Stocks in Japan, South Korea, and Hong Kong are rising as investors await the US employment update

Asia-Pacific financial markets have been largely higher on Thursday, as investors await the release of the U.S. unemployment report later this week for clues on how long the Fed will remain on hold. After being closed for public holidays, Japanese markets reopened this week for the first time. The Nikkei 225 index gained 1.98 percent, while the Topix index gained 1.97 percent. The Kospi in South Korea, which was also closed in the previous session, rose 0.7 percent. Hong Kong’s Hang Seng index rose 1.15 percent. After being closed for public holidays, Chinese mainland shares exchanged for the first time in May. The Shanghai composite increased 0.21 percent, while the Shenzhen portion fell 0.87 percent. Meanwhile, Australia’s ASX 200 fell nearly 0.6 percent, with most industries down. Thursday’s session in Asia-Pacific comes after a mixed finish on Wall Street overnight, with the Dow Jones Industrial Average finishing at a new all-time closing record.

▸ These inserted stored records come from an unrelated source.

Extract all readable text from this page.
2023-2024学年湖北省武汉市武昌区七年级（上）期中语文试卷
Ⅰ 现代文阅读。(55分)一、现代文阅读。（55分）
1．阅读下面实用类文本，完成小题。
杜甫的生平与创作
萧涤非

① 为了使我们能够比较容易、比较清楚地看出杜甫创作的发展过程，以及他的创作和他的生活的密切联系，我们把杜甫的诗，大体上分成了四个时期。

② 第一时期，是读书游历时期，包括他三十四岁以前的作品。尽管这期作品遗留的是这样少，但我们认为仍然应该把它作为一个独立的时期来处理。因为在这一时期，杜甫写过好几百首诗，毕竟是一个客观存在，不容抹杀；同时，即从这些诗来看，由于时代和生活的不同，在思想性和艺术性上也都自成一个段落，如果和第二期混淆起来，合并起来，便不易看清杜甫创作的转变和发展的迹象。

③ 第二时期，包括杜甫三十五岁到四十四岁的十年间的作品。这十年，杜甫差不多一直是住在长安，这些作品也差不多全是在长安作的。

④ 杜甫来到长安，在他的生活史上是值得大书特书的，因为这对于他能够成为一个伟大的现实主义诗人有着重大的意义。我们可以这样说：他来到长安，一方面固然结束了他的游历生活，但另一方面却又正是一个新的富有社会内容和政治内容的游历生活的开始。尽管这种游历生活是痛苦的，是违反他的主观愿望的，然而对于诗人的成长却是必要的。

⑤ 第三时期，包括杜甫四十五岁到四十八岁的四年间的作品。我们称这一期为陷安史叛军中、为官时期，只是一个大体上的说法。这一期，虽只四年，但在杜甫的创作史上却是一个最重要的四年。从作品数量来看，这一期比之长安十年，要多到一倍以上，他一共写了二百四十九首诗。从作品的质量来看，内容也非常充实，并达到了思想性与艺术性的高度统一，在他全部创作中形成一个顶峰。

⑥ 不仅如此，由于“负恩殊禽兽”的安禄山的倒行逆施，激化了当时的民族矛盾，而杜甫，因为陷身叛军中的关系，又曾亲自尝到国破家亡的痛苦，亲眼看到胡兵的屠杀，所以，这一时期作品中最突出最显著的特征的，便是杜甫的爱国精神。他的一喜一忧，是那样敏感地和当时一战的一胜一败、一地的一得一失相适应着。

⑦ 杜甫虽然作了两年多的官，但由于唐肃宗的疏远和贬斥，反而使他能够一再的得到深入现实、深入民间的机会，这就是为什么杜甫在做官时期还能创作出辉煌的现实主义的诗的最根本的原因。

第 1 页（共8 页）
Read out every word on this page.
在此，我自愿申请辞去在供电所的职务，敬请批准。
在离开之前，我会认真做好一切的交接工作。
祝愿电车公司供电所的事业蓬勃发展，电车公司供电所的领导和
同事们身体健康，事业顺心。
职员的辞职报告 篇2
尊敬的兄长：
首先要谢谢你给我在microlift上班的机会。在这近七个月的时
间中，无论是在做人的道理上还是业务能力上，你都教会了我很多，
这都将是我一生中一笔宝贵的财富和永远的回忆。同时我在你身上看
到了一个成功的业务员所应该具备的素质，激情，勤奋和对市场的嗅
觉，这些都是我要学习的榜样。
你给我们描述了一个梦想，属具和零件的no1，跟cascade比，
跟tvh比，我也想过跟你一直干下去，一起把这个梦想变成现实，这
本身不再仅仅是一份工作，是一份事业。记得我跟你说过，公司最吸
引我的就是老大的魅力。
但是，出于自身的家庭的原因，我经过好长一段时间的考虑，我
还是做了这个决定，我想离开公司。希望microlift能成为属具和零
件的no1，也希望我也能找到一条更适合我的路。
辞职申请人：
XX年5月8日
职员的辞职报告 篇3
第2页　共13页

Report on Employment in the United States

The U.S. jobs report for April, one of the most important economic forecasts in global capital markets, is due on Friday, and analysts predict payrolls will comfortably exceed 1 million despite adding 916,000 jobs in March. On Wednesday, Federal Reserve Vice Chairman Richard Clarida told CNBC’s “Closing Bell” that, as the work picture in the United States improves, the central bank will be secure enough to withdraw all of the assistance it has offered since the Covid-19 pandemic ended the country’s longest expansion in history. The Treasury Secretary of the US Janet Yellen said this week, that the interest rates will have to rise to contain the US economy’s burgeoning inflation, which has been driven in part by trillions of dollars in government stimulus spending. She later changed her mind on the need for higher interest rates.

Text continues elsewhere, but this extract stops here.